Pendekatan ini memadukan dua teori sebelumnya yaitu, bayi dipandang lahir
dengan membawa kapasitas atau potensi bahasa, dan juga dipengaruhi oleh
lingkungannya. Teori kognitif menekankan pada hasil kerja mental. Titik awal
teori ini adalah anggapan terhadap kapasitas kognitif anak dalam menemukan
struktur di dalam bahasa yang ia dengar di sekelilingnya. Baik produksi maupun
komprehensi bahasa pada anak dipandang sebagai hasil proses kognitif yang secara
terus menerus berkembang dan berubah. Jadi, stimulus merupakan masukan bagi
anak yang kemudian berproses dalam otak. Dalam otak terjadi mekanisme internal
yang diatur oleh pengatur kognitif yang kemudian keluar sebagai hasil
pengolahan kognitif (Pateda, 1990:50).
Proses pemerolehan bahasa pada anak
tentu tidak terjadi dalam waktu yang singkat, melainkan melewati proses panjang,
yaitu seiring dengan bertambahnya usia anak tersebut. Selama berlangsungnya proses
pemerolehan bahasa, Chomsky memberikan dua proses yang terjadi yaitu proses kompetensi
dan proses performansi. Proses kompetensi adalah proses yang berhubungan dengan
penguasaan tata bahasa yang berlangsung secara tidak disadari. Proses
kompetensi ini menjadi syarat untuk terjadinya proses perfomansi yang
selanjutnya terdiri dari dua proses, yaitu proses pemahaman dan penerbitan
kalimat-kalimat. Proses pemahaman melibatkan kemampuan mempersepsi
kalimat-kalimat yang didengar. Sedangkan penerbitan melibatkan kemampuan
mengeluarkan atau menerbitkan kalimat sendiri (Chaer 2003:167).
Kompetensi mencakup tiga buah
komponen tata bahasa, yaitu komponen sintaksis, komponen semantik, dan komponen
fonologi. Oleh karena itu, pemerolehan bahasa juga dibagi menjadi pemerolehan
semantik, pemerolehan sintaksis, dan pemerolehan fonologi (Chaer 2003:168).

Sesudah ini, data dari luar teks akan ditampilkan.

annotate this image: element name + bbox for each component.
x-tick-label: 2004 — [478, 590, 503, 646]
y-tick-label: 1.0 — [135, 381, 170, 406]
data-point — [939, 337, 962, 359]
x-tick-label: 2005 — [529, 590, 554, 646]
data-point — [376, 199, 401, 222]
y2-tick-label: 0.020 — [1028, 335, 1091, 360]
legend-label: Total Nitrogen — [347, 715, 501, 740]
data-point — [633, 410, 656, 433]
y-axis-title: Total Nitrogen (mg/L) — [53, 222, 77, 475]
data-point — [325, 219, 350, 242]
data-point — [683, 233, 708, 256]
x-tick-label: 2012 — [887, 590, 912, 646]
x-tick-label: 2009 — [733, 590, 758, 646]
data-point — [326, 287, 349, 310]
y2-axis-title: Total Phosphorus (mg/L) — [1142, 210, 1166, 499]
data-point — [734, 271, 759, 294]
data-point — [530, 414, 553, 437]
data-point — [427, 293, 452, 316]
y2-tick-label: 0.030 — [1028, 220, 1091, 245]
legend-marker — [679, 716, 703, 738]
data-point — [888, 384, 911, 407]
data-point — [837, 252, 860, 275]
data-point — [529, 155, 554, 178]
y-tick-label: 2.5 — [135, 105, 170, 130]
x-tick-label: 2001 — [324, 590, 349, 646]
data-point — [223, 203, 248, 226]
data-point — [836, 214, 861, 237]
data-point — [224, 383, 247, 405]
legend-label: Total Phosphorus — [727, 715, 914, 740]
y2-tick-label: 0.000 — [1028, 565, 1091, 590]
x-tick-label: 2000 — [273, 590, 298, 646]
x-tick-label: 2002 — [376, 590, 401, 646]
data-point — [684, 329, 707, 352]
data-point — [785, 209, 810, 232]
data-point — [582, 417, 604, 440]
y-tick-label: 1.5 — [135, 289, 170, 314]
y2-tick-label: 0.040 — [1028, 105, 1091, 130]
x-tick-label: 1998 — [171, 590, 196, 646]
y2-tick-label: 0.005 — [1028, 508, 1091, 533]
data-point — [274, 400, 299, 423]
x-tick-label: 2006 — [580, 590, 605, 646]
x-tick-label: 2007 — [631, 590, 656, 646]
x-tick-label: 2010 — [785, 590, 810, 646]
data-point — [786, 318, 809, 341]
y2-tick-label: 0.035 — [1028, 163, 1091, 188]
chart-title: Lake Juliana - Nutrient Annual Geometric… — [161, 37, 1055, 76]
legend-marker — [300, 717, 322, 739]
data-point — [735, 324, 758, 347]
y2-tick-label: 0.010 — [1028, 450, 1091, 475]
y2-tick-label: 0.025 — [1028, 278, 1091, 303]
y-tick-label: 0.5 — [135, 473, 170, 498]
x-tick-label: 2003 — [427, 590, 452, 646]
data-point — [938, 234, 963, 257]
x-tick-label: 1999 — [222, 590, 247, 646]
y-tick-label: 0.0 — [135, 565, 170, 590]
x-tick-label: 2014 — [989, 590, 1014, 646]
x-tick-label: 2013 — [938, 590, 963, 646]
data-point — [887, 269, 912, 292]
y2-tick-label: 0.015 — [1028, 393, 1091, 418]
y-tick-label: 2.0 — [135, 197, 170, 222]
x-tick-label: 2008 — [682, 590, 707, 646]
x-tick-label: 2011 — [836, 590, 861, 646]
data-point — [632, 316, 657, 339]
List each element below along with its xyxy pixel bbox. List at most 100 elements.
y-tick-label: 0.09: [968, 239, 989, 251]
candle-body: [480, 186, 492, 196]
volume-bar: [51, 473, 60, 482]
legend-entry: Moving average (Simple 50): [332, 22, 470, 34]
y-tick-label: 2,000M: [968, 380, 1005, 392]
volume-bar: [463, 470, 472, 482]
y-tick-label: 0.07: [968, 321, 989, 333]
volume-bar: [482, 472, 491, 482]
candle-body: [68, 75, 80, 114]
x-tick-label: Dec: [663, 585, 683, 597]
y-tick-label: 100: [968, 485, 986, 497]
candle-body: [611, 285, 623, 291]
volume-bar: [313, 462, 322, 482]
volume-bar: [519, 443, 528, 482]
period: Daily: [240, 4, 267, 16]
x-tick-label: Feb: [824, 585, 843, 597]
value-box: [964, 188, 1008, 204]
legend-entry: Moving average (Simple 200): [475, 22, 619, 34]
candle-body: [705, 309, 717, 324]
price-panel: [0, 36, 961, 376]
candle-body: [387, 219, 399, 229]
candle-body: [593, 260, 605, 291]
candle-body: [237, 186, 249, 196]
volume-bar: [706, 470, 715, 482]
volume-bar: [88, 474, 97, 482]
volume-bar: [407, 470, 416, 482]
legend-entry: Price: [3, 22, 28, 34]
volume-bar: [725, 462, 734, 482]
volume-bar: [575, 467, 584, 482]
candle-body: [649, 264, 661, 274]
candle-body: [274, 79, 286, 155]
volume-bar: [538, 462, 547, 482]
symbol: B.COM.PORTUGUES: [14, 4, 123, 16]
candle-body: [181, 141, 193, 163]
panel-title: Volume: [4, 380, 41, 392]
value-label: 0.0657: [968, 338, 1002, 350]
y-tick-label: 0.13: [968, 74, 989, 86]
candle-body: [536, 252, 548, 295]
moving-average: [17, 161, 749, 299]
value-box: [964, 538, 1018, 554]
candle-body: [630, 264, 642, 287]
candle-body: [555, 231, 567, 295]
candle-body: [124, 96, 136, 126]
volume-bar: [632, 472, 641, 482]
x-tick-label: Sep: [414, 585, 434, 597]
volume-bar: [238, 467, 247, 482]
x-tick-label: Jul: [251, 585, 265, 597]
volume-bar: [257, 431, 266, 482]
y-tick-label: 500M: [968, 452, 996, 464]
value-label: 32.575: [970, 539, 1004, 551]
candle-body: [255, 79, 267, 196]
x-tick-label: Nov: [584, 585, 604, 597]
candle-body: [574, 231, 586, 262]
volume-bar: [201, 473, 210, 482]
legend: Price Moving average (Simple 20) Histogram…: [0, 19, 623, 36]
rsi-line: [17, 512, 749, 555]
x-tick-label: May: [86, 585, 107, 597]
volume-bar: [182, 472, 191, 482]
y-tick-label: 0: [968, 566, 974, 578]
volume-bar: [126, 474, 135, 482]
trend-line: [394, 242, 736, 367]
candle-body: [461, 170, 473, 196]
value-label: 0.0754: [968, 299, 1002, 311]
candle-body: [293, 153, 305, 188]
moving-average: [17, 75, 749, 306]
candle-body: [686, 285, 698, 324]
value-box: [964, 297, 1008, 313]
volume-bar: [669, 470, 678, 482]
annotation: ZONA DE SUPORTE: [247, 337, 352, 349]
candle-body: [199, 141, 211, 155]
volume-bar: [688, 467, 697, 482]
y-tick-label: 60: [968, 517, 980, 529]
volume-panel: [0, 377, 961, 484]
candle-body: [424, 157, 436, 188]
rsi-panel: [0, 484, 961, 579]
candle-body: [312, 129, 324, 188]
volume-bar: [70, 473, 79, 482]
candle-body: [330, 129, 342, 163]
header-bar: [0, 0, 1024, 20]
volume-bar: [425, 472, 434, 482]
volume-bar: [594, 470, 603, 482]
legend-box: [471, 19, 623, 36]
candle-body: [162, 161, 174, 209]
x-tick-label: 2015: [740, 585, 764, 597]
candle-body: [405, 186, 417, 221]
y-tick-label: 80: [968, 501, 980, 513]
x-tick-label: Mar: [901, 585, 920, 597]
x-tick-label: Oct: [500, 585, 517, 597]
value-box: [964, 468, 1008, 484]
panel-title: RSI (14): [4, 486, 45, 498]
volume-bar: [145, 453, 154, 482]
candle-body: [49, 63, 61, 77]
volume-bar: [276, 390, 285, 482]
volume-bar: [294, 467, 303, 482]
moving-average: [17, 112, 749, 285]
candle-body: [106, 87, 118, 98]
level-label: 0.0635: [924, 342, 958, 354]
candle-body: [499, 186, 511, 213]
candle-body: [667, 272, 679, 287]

Namun
pada paper ini kita akan berfokus pada pemerolehan kata secara sintaksis dan
semantik saja. Bagaimanakah proses pemerolehan kata secara sintaksis dan
semantis merupakan masalah yang akan dideskripsikan pada bab dua paper ini.
BAB II
PEMBAHASAN
2.1 Proses Pemerolehan Kata secara Sintaksis
Pemerolehan bahasa pada
anak bersifat alamiah atau didasarkan pada nature
atau dengan kata lain manusia telah diciptakan menjadi makhluk berbahasa,
karena mereka telah dilengkapi dengan segala sesuatu (otak, alat ucap, dst)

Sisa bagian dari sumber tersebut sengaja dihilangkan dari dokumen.